What is the function of the diode, though? Is it just protection for the gate input? Wouldn't a series resistor do as well? Or just define the output voltage range of the OP Amp circuit appropriately?

 

[NascentOxygen]

if the output is 5 volts then what is the point of putting that diode in the cct when it doesn't change the voltage coming from the output of the opamp to the output of the cct?

Without knowing the details of the following stage, we can but speculate. But if there were a number of these op-amp circuits to feed a common input pin of the following stage, then a diode after each op-amp, like this, would allow a wired-OR gate at the input to next stage. (It would be wired-AND, to be precise.)

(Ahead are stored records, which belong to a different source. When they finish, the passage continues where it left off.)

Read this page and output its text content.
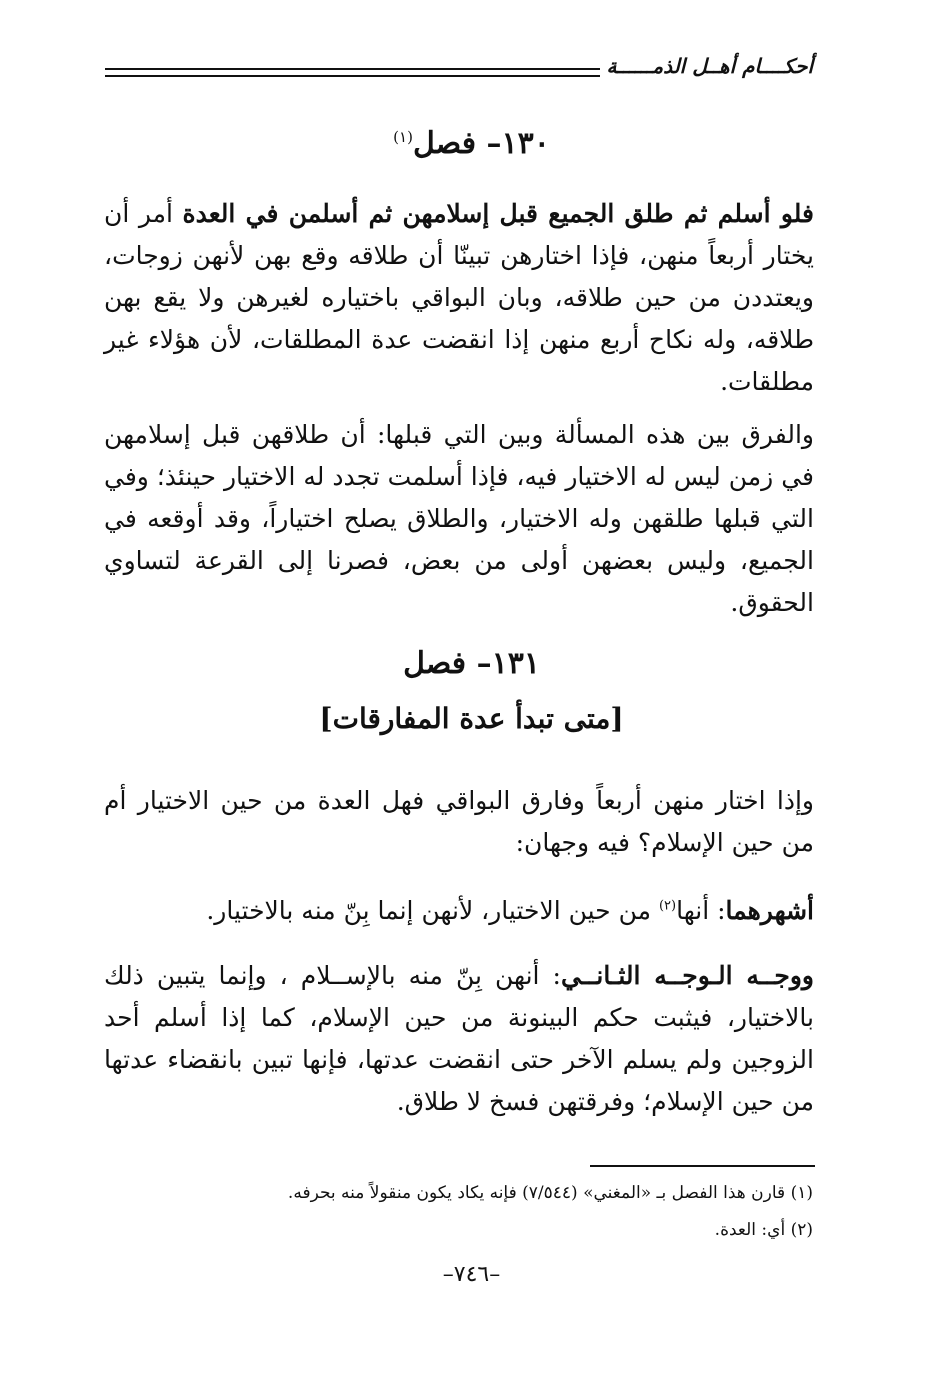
أحكــــام أهــل الذمــــــة
١٣٠– فصل$^{(١)}$

فلو أسلم ثم طلق الجميع قبل إسلامهن ثم أسلمن في العدة أمر أن يختار أربعاً منهن، فإذا اختارهن تبينّا أن طلاقه وقع بهن لأنهن زوجات، ويعتددن من حين طلاقه، وبان البواقي باختياره لغيرهن ولا يقع بهن طلاقه، وله نكاح أربع منهن إذا انقضت عدة المطلقات، لأن هؤلاء غير مطلقات.

والفرق بين هذه المسألة وبين التي قبلها: أن طلاقهن قبل إسلامهن في زمن ليس له الاختيار فيه، فإذا أسلمت تجدد له الاختيار حينئذ؛ وفي التي قبلها طلقهن وله الاختيار، والطلاق يصلح اختياراً، وقد أوقعه في الجميع، وليس بعضهن أولى من بعض، فصرنا إلى القرعة لتساوي الحقوق.

١٣١– فصل
[متى تبدأ عدة المفارقات]

وإذا اختار منهن أربعاً وفارق البواقي فهل العدة من حين الاختيار أم من حين الإسلام؟ فيه وجهان:

أشهرهما: أنها$^{(٢)}$ من حين الاختيار، لأنهن إنما بِنّ منه بالاختيار.

ووجــه الـوجــه الثـانــي: أنهن بِنّ منه بالإســلام ، وإنما يتبين ذلك بالاختيار، فيثبت حكم البينونة من حين الإسلام، كما إذا أسلم أحد الزوجين ولم يسلم الآخر حتى انقضت عدتها، فإنها تبين بانقضاء عدتها من حين الإسلام؛ وفرقتهن فسخ لا طلاق.

(١) قارن هذا الفصل بـ «المغني» (٧/٥٤٤) فإنه يكاد يكون منقولاً منه بحرفه.
(٢) أي: العدة.
–٧٤٦–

I'm thinking TTL type input at the next stage, where it's active LO.

 

[sophiecentaur]

would allow a wired-OR gate at the input to next stage. (It would be wired-AND, to be precise.)

That's really nasty, you should wash your mouth out my boy. 'Proper' logic units are so cheap these days that this sort of thing is really not called for.

Also, most small scale integrated logic these days is surely CMOS - so you really would want to decide one way or another. It's always a problem when someone posts a bit of circuit that's been extracted from a larger circuit, expecting to get some sense. Then we all rush off with our own ideas and start squabbling.

 

[NascentOxygen]

It could be something as simple as being in parallel to a push button reset, the diode affording protection to the op-amp. Technically, it's still a wired-AND gate.

 

[skeptic2]

The diode would also be important in a situation where the opamp circuit was operating with a higher voltage supply than the microprocessor could tolerate.

 

[Kholdstare]

In Paul Falstad's simulator the diode just turns on even if one terminal floats. Use Cadence Orcad PSpice for glitch-free simulation. BTW the voltage at +ve terminal is 2.85V.